= Joana Lopes =

Portuguese systems engineer and anti-fascist (1938–2026)

Joana Lopes Alves (11 October 1938 – 5 February 2026) was a Portuguese systems engineer and anti-fascist.

== Life and career ==
Maria Joana de Menezes Lopes was born on 11 October 1938 in Lourenço Marques (now Maputo) in Mozambique, attending high school in Portugal.

She was a professor of logic and other subjects in the philosophy department at the Faculty of Arts of the University of Lisbon from 1965 to 1971. Later, she became a computer programmer, working as a systems engineer for IBM in Portugal and Belgium.
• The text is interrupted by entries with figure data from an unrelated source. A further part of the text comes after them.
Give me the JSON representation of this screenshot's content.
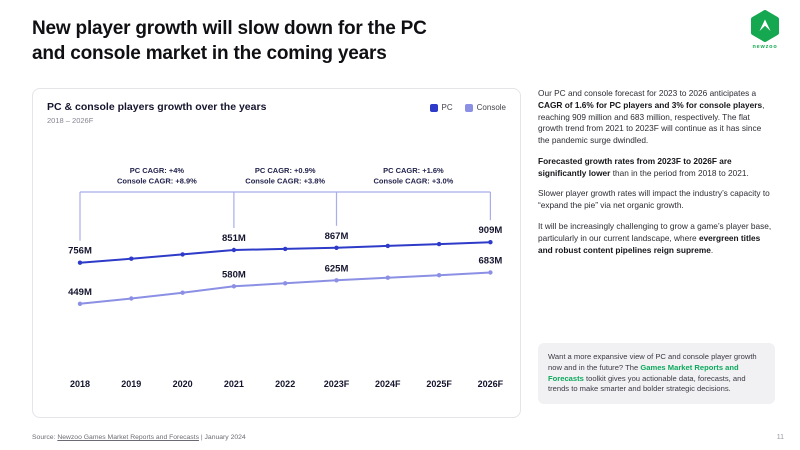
{
  "page": {
    "title_line1": "New player growth will slow down for the PC",
    "title_line2": "and console market in the coming years",
    "page_number": "11"
  },
  "logo": {
    "brand": "newzoo",
    "green": "#15A850"
  },
  "chart_data": {
    "type": "line",
    "title": "PC & console players growth over the years",
    "subtitle": "2018 – 2026F",
    "categories": [
      "2018",
      "2019",
      "2020",
      "2021",
      "2022",
      "2023F",
      "2024F",
      "2025F",
      "2026F"
    ],
    "series": [
      {
        "name": "PC",
        "color": "#2E3BC8",
        "values": [
          756,
          786,
          818,
          851,
          859,
          867,
          881,
          895,
          909
        ],
        "point_labels": [
          "756M",
          "",
          "",
          "851M",
          "",
          "867M",
          "",
          "",
          "909M"
        ]
      },
      {
        "name": "Console",
        "color": "#8B90E4",
        "values": [
          449,
          489,
          532,
          580,
          602,
          625,
          644,
          663,
          683
        ],
        "point_labels": [
          "449M",
          "",
          "",
          "580M",
          "",
          "625M",
          "",
          "",
          "683M"
        ]
      }
    ],
    "annotations": [
      {
        "from": "2018",
        "to": "2021",
        "lines": [
          "PC CAGR: +4%",
          "Console CAGR: +8.9%"
        ]
      },
      {
        "from": "2021",
        "to": "2023F",
        "lines": [
          "PC CAGR: +0.9%",
          "Console CAGR: +3.8%"
        ]
      },
      {
        "from": "2023F",
        "to": "2026F",
        "lines": [
          "PC CAGR: +1.6%",
          "Console CAGR: +3.0%"
        ]
      }
    ],
    "bracket_color": "#A9ADEA",
    "unit": "M players",
    "ylim": [
      400,
      960
    ],
    "grid": false,
    "legend_position": "top-right"
  },
  "commentary": {
    "paragraphs": [
      {
        "segments": [
          {
            "t": "Our PC and console forecast for 2023 to 2026 anticipates a ",
            "b": false
          },
          {
            "t": "CAGR of 1.6% for PC players and 3% for console players",
            "b": true
          },
          {
            "t": ", reaching 909 million and 683 million, respectively. The flat growth trend from 2021 to 2023F will continue as it has since the pandemic surge dwindled.",
            "b": false
          }
        ]
      },
      {
        "segments": [
          {
            "t": "Forecasted growth rates from 2023F to 2026F are significantly lower",
            "b": true
          },
          {
            "t": " than in the period from 2018 to 2021.",
            "b": false
          }
        ]
      },
      {
        "segments": [
          {
            "t": "Slower player growth rates will impact the industry’s capacity to “expand the pie” via net organic growth.",
            "b": false
          }
        ]
      },
      {
        "segments": [
          {
            "t": "It will be increasingly challenging to grow a game’s player base, particularly in our current landscape, where ",
            "b": false
          },
          {
            "t": "evergreen titles and robust content pipelines reign supreme",
            "b": true
          },
          {
            "t": ".",
            "b": false
          }
        ]
      }
    ]
  },
  "promo": {
    "segments": [
      {
        "t": "Want a more expansive view of PC and console player growth now and in the future? The ",
        "b": false
      },
      {
        "t": "Games Market Reports and Forecasts",
        "b": true,
        "link": true
      },
      {
        "t": " toolkit gives you actionable data, forecasts, and trends to make smarter and bolder strategic decisions.",
        "b": false
      }
    ]
  },
  "footer": {
    "source_prefix": "Source: ",
    "source_link": "Newzoo Games Market Reports and Forecasts",
    "source_suffix": " | January 2024"
  },
  "colors": {
    "accent_green": "#0CA95C",
    "pc_blue": "#2E3BC8",
    "console_purple": "#8B90E4"
  }
}
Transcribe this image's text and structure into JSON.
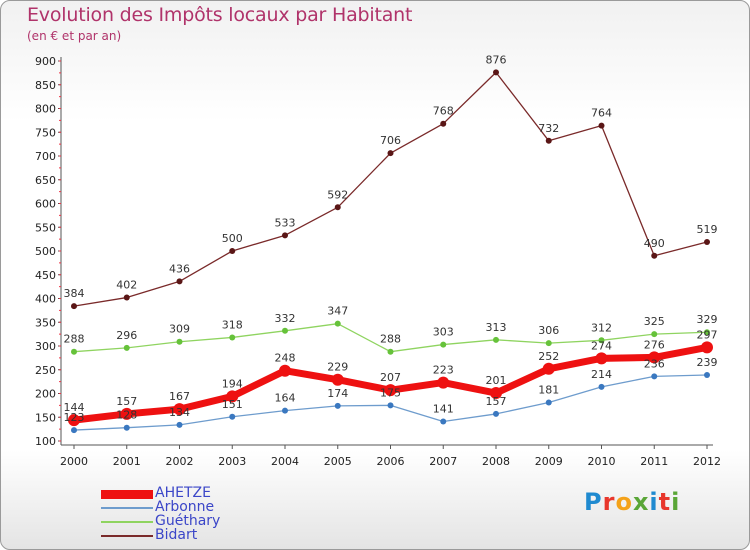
{
  "title": "Evolution des Impôts locaux par Habitant",
  "subtitle": "(en € et par an)",
  "logo": {
    "text": "Proxiti",
    "colors": [
      "#1f8ad0",
      "#e8372c",
      "#f4a21a",
      "#5aa637",
      "#1f8ad0",
      "#e8372c",
      "#5aa637"
    ]
  },
  "chart_data": {
    "type": "line",
    "title": "Evolution des Impôts locaux par Habitant",
    "subtitle": "(en € et par an)",
    "x": [
      "2000",
      "2001",
      "2002",
      "2003",
      "2004",
      "2005",
      "2006",
      "2007",
      "2008",
      "2009",
      "2010",
      "2011",
      "2012"
    ],
    "ylim": [
      100,
      900
    ],
    "yticks": [
      100,
      150,
      200,
      250,
      300,
      350,
      400,
      450,
      500,
      550,
      600,
      650,
      700,
      750,
      800,
      850,
      900
    ],
    "grid": false,
    "legend_position": "bottom-left",
    "series": [
      {
        "name": "AHETZE",
        "color": "#ee1111",
        "values": [
          144,
          157,
          167,
          194,
          248,
          229,
          207,
          223,
          201,
          252,
          274,
          276,
          297
        ],
        "labels": [
          "144",
          "157",
          "167",
          "194",
          "248",
          "229",
          "207",
          "223",
          "201",
          "252",
          "274",
          "276",
          "297"
        ]
      },
      {
        "name": "Arbonne",
        "color": "#6e9ccd",
        "values": [
          123,
          128,
          134,
          151,
          164,
          174,
          175,
          141,
          157,
          181,
          214,
          236,
          239
        ],
        "labels": [
          "123",
          "128",
          "134",
          "151",
          "164",
          "174",
          "175",
          "141",
          "157",
          "181",
          "214",
          "236",
          "239"
        ]
      },
      {
        "name": "Guéthary",
        "color": "#8fd460",
        "values": [
          288,
          296,
          309,
          318,
          332,
          347,
          288,
          303,
          313,
          306,
          312,
          325,
          329
        ],
        "labels": [
          "288",
          "296",
          "309",
          "318",
          "332",
          "347",
          "288",
          "303",
          "313",
          "306",
          "312",
          "325",
          "329"
        ]
      },
      {
        "name": "Bidart",
        "color": "#7a2a2a",
        "values": [
          384,
          402,
          436,
          500,
          533,
          592,
          706,
          768,
          876,
          732,
          764,
          490,
          519
        ],
        "labels": [
          "384",
          "402",
          "436",
          "500",
          "533",
          "592",
          "706",
          "768",
          "876",
          "732",
          "764",
          "490",
          "519"
        ]
      }
    ]
  }
}
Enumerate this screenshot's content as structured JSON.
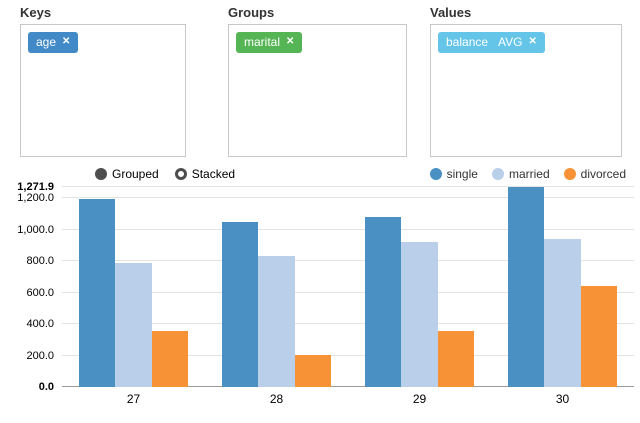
{
  "panels": [
    {
      "label": "Keys",
      "tags": [
        {
          "name": "age",
          "agg": "",
          "color": "#4189c7",
          "remove": "✕"
        }
      ]
    },
    {
      "label": "Groups",
      "tags": [
        {
          "name": "marital",
          "agg": "",
          "color": "#55b555",
          "remove": "✕"
        }
      ]
    },
    {
      "label": "Values",
      "tags": [
        {
          "name": "balance",
          "agg": "AVG",
          "color": "#64c5e8",
          "remove": "✕"
        }
      ]
    }
  ],
  "chart_controls": {
    "grouped_label": "Grouped",
    "stacked_label": "Stacked",
    "selected": "Grouped"
  },
  "chart_data": {
    "type": "bar",
    "categories": [
      "27",
      "28",
      "29",
      "30"
    ],
    "series": [
      {
        "name": "single",
        "color": "#4a90c2",
        "values": [
          1195,
          1050,
          1080,
          1271.9
        ]
      },
      {
        "name": "married",
        "color": "#b9cfea",
        "values": [
          790,
          835,
          925,
          940
        ]
      },
      {
        "name": "divorced",
        "color": "#f89237",
        "values": [
          355,
          205,
          355,
          640
        ]
      }
    ],
    "ylim": [
      0,
      1271.9
    ],
    "yticks": [
      {
        "v": 0,
        "label": "0.0",
        "bold": true
      },
      {
        "v": 200,
        "label": "200.0",
        "bold": false
      },
      {
        "v": 400,
        "label": "400.0",
        "bold": false
      },
      {
        "v": 600,
        "label": "600.0",
        "bold": false
      },
      {
        "v": 800,
        "label": "800.0",
        "bold": false
      },
      {
        "v": 1000,
        "label": "1,000.0",
        "bold": false
      },
      {
        "v": 1200,
        "label": "1,200.0",
        "bold": false
      },
      {
        "v": 1271.9,
        "label": "1,271.9",
        "bold": true
      }
    ],
    "grid": true,
    "legend_position": "top-right"
  }
}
She was the first woman to join the executive board of the company in Portugal.

In Leuven, through the process of independence of the Democratic Republic of the Congo (formerly Belgian Congo) she had her first contact with anti-colonial political activity, with MPLA leaders who lived in Paris.

In 1964, she was one of the founding members of the Pragma Cooperative that PIDE closed in 1967. In 1968, she was part of what is considered the first collective affirmation of Catholics against the colonial war, on the last day of the year, in which 150 people gathered all night in the Church of São Domingos.

She was also director of the National Center of Culture, with José Manuel Galvão Teles in 1969.

Lopes died in Lisbon on 5 February 2026, at the age of 87.